Friedman yazısında, İsrail'in 1967 savaşında işgal ettiği bütün topraklardan çekilmesinin şart olduğunu vurgulayarak, ‘‘Aksi takdirde İsrail bir gün bile barışın yüzünü görmeyecek, ABD'nin dünyada terörizme son verme yolundaki meşru çabaları da ciddi bir sekteye uğrayacaktır’’ diyor.

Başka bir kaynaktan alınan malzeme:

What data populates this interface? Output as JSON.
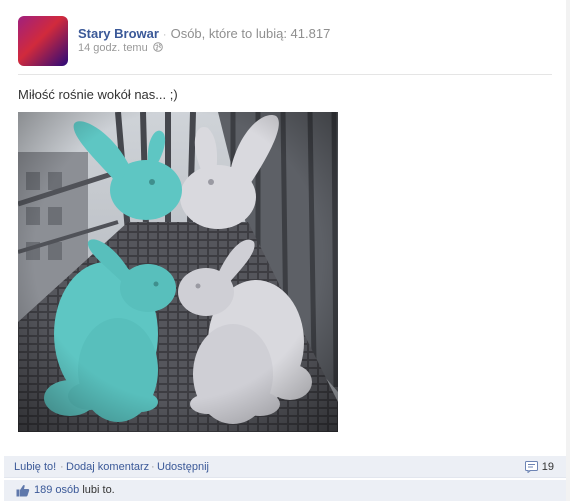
{
  "post": {
    "page_name": "Stary Browar",
    "likes_label": "Osób, które to lubią: 41.817",
    "timestamp": "14 godz. temu",
    "message": "Miłość rośnie wokół nas... ;)",
    "photo_icon": "easter-bunnies-photo"
  },
  "actions": {
    "like": "Lubię to!",
    "comment": "Dodaj komentarz",
    "share": "Udostępnij",
    "comment_count": "19"
  },
  "likes": {
    "count_link": "189 osób",
    "rest": "lubi to."
  },
  "colors": {
    "link": "#3b5998",
    "bar_bg": "#eceff5",
    "turquoise_bunny": "#5ec6c3",
    "white_bunny": "#d9d9de"
  }
}
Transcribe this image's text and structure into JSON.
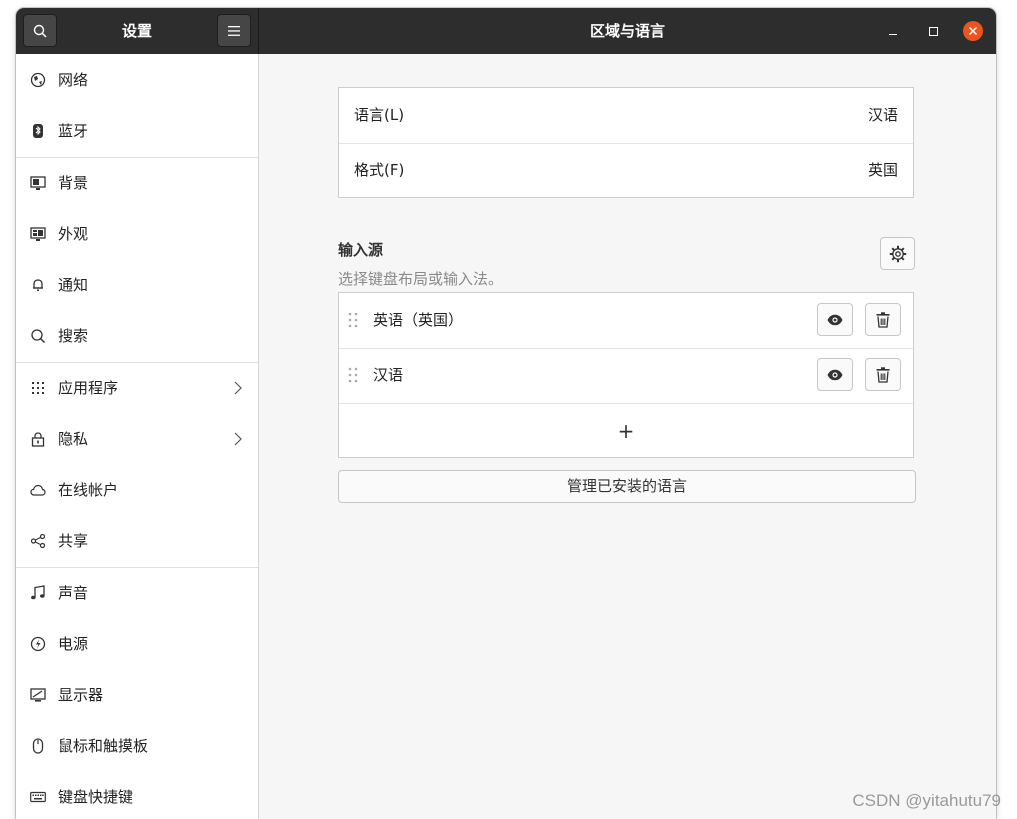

ŞARON DA ARAPLAR DA İKİYÜZLÜ
Amerikalı yazar, bu noktada hem Şaron, hem de Arap liderlerini ikiyüzlülükle suçluyor:
‘‘Şaron ‘Terörün sona erdirilmesi barışı getirecektir' derken nasıl samimi değilse, Arap liderleri de ‘İşgalin sona erdirilmesi tek başına terörün sonunu getirir' derken benzer şekilde takıyye yapıyorlar. İki tarafın da gerçekleri göğüslemesi gerekiyor. Nasıl Şaron'un işgalin sona erdirilmesini kabul etmesi gerekiyorsa, benzer şekilde Arap liderlerinin de Allah adına yapılan intihar saldırıları karşısında tavır almaları gerekiyor. Arap liderler, İsrail'in davranışlarına sınırlar çizecek moral cesareti kendilerinde görüyorlarsa, aynı moral cesareti intihar saldırılarının gayri ahlakiliğini kötülemede de sergilemelidirler. Yoksa hiçbir yere varamayız.’’
MUSEVİ LOBİSİ VE KÖKTENDİNCİLER
Friedman'a göre, gerçeği göğüslemekten kaçınanlar, Şaron ve Arap liderlerle sınırlı değil. Amerikalı yazar, eleştiri oklarını ABD'ye, bu ülkedeki Musevi
örgütlerinin liderleri, köktendinci Hıristiyanlar ve Cumhuriyetçi Parti bünyesindeki yeni muhafazakárlara da yöneltiyor.
Yazar, bu üç grup arasında kurulmuş olan ittifakın, Amerikan yönetimi içinde İsrail'in yerleşim politikalarına son vermesi konusunun tartışılmasının önündeki en önemli engel olduğunu belirtiyor. Çünkü bu konuyu konuşmak isteyen herkes, bu gruplarca hemen ‘‘İsrail aleyhtarlığı’’ ile damgalanmaktadır. Sonuçta, bu konunun ciddi bir şekilde konuşulabilmesi imkánsız hale gelmiştir.
Friedman, şöyle diyor:
‘‘Bunların işbirliği, İsrail'in müstemlekeci işgal politikasının bugüne dek sürdürülebilmesine yardımcı olmuştur. Ancak oluşmasına katkı yaptıkları bu durum, bugün dünyadaki Siyonist teşebbüsü tehdit etmektedir.’’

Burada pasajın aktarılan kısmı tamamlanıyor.